Il terrorismo non può più essere definito un semplice fenomeno, ma è una vera e propria realtà, un pericolo condiviso  e presente ovunque. Si tratta ormai di un mostro che si è ramificato nel corpo della storia contemporanea, una cellula impazzita che sembra non più controllabile. Proprio per questo le soluzioni dovrebbero essere collettive, profonde, internazionali. Daesh è una setta dai principi da medioevo che nulla hanno a che vedere con la democrazia o la repubblica, e tantomeno con i valori dell’uomo: nessun rispetto per la vita, per la civiltà e la storia dell’uomo. Ma come nasce Daesh? La cronaca di questi anni ci dice che Daech è il prodotto di scelte, calcoli, opportunismi e politiche internazionali miopi  (o secondo convenienza, a breve termine) e dell’Islam radicale, frutto di un malsano matrimonio tra i dollari e l’estremismo religioso. Daech e le altre decine di gruppi terroristici predicano e seminano odio,  senza eccezione di razza o cultura.

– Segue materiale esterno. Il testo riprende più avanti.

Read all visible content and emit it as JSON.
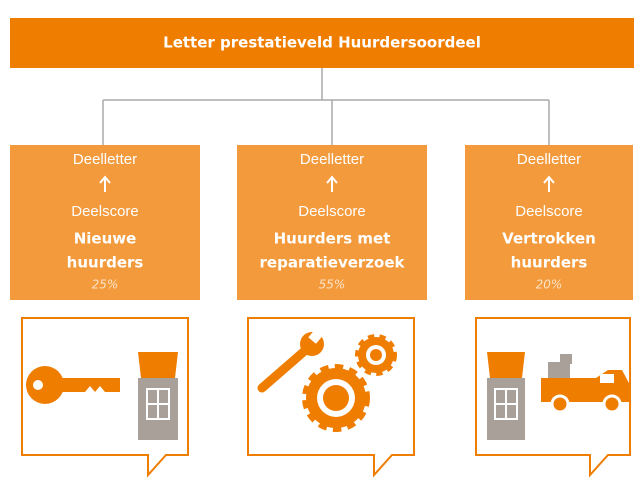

Il tristemente celebre G7, ha creato un mostro difficilmente dominabile. L’intento ufficiale era quello di rimodellare il Maghreb ed il Medio Oriente, in base ad una precisa strategia

economico-politica, in accordo con le monarchie del Golfo. Quindi al via con la guerra in Iraq e in Siria, lasciando per un attimo da parte il caos Libico, e a macchia, la destabilizzazione economica e sociale profondi di tutta l’area.  

La Siria e l’Iraq templi della civiltà arabo musulmana, hanno dato all’Islam gloria, fascino, cultura , pietra dopo pietra, secolo dopo secolo, generazione dopo generazione. Oggi sono devastate in “nome dell’Islam”… Un Islam sfigurato, sconosciuto in cui nessun vero musulmano si riconosce, privato dei suoi pilastri di tolleranza, amore e umanità.

Il «caos creativo», teoria comunicativa presente durante l’amministrazione Bush, ci da la sintesi della strategia  adottata dall’esterno rispetto all’Iraq e alla Siria. In effetti il caos è più che presente nel mondo arabo dove la creatività tocca il suo apice nella sua accezione più negativa. L’ex vice di Bush, Dick Cheney diede questa definizione del “caos creativo” affermando che: “Quando le minacce più gravi saranno state eliminate i popoli avranno la possibilità di promuovere i valori che possono portare a una pace duratura [...] gli estremisti saranno costretti a ripensare la strategia del jihad”. Ma la storia parla un’altra lingua.